Escorted by FBI agents, Gracia Burnham, 45, left Manila on a U.S.-bound flight a day after recounting in a court how her captors from the al-Qaida-linked Abu Sayyaf group used to shackle her husband Martin before he was killed in a bloody June 2002 military rescue operation.

“How I would love to see your fair land free from terror,” a smiling Burnham read from a prepared statement at the airport. “It is the wish of so many of us. … That’s why I returned to testify.”

She said her testimony “was one thing I could do to make this country and this world a better place.”

The Burnhams, of Rose Hill, Kan., and longtime Christian missionaries for the Florida-based New Tribes Mission, were celebrating their 18th wedding anniversary when they were abducted at a resort on western Palawan island on May 27, 2001, and taken by speedboat to southern Basilan island.

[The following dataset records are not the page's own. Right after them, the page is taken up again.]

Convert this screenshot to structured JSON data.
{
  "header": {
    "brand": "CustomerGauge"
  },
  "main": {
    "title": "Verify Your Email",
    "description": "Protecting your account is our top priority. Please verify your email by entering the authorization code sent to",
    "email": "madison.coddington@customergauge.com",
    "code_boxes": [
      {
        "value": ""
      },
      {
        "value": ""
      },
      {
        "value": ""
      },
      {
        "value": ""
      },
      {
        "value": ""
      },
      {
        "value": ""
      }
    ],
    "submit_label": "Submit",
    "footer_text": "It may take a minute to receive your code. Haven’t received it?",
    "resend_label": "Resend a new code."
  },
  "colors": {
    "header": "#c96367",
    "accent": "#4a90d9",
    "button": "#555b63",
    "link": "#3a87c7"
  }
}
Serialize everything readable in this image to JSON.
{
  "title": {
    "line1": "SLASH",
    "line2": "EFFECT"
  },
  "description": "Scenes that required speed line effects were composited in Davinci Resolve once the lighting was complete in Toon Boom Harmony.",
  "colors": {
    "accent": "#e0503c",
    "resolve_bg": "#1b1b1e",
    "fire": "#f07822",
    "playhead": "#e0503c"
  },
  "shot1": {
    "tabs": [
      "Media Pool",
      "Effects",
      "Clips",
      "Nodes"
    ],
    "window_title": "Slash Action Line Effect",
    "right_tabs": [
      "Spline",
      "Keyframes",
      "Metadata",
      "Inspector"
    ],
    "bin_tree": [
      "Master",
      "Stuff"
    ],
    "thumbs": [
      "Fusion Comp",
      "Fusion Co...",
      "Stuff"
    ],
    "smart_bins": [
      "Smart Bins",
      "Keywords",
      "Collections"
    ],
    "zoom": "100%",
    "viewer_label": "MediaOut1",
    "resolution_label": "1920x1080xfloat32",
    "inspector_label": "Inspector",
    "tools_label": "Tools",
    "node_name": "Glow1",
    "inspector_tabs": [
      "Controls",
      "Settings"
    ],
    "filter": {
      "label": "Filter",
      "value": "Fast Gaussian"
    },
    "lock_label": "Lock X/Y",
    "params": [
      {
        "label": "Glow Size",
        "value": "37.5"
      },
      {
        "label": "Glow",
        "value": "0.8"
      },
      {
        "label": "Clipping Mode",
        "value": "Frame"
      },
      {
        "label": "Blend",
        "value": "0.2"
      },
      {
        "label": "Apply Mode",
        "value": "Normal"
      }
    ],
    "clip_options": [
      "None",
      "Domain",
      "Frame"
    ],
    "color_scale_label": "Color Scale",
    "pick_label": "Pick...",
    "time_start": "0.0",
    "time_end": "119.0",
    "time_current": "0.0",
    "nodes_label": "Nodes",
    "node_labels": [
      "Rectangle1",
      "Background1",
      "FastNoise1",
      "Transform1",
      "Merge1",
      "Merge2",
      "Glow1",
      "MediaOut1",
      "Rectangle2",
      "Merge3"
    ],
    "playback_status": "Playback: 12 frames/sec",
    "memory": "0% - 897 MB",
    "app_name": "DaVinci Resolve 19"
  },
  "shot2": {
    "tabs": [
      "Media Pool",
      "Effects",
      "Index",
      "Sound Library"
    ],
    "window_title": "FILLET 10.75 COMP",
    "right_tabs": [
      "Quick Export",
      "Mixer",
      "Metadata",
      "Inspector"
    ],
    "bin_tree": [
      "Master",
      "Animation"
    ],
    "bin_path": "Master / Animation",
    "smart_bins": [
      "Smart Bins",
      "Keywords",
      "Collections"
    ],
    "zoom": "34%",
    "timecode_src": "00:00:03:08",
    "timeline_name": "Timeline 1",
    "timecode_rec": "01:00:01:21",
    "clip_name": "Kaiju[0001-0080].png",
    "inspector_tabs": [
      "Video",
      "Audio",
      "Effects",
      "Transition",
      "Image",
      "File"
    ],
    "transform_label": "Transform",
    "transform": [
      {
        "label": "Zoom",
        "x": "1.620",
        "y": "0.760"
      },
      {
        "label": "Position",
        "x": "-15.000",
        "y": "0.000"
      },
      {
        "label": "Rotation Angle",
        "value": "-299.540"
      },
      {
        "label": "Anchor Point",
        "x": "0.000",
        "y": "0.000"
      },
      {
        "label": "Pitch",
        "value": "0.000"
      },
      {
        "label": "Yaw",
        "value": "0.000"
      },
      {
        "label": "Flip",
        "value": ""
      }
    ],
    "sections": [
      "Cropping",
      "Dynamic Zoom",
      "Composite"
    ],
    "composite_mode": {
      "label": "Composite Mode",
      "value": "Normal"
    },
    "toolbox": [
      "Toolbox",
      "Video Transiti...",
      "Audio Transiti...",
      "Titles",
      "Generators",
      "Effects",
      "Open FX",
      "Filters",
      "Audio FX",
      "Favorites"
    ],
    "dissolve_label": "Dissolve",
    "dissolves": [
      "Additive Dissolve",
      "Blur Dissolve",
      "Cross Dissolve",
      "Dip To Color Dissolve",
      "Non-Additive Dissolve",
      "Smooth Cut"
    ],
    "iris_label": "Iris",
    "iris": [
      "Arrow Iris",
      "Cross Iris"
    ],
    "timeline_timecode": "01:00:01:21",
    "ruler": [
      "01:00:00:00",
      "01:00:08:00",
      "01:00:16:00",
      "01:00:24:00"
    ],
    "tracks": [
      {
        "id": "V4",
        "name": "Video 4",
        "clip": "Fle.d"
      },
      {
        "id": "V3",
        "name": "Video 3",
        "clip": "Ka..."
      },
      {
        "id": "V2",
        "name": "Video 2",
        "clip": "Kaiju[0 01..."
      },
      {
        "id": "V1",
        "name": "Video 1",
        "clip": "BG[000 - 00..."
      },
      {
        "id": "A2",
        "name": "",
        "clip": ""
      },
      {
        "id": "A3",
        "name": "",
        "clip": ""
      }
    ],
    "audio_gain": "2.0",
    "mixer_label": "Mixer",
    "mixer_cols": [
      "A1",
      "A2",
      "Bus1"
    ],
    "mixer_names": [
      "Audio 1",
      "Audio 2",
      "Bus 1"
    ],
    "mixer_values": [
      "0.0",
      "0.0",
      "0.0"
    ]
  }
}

Also seized were Guillermo Sobero, of Corona, Calif., and 17 Filipino workers and tourists. Sobero was among several hostages beheaded.

Prosecutor Leo Dacera said Burnham was critical to the case because she was held the longest.

During 2 1/2 hours on the stand, Burnham identified six of the handcuffed suspects, separated from her by a wooden grill, said prosecutor Aristotle Reyes.

“Life for me the last few years has often been a struggle,” she said at the airport. “I’m learning what single parenting is all about. I’ve been trying to figure out what my next step should be, but one thing I have learned, it is during the hard times in life that we are forced to fall to your knees.

“My captivity on the island of Basilan was one of those hard times,” she said, adding that her three children who were born in the Philippines were “disappointed” they couldn’t accompany her.

President Gloria Macapagal Arroyo praised Burnham for her “courage and faith and her determination to bring terrorists to justice.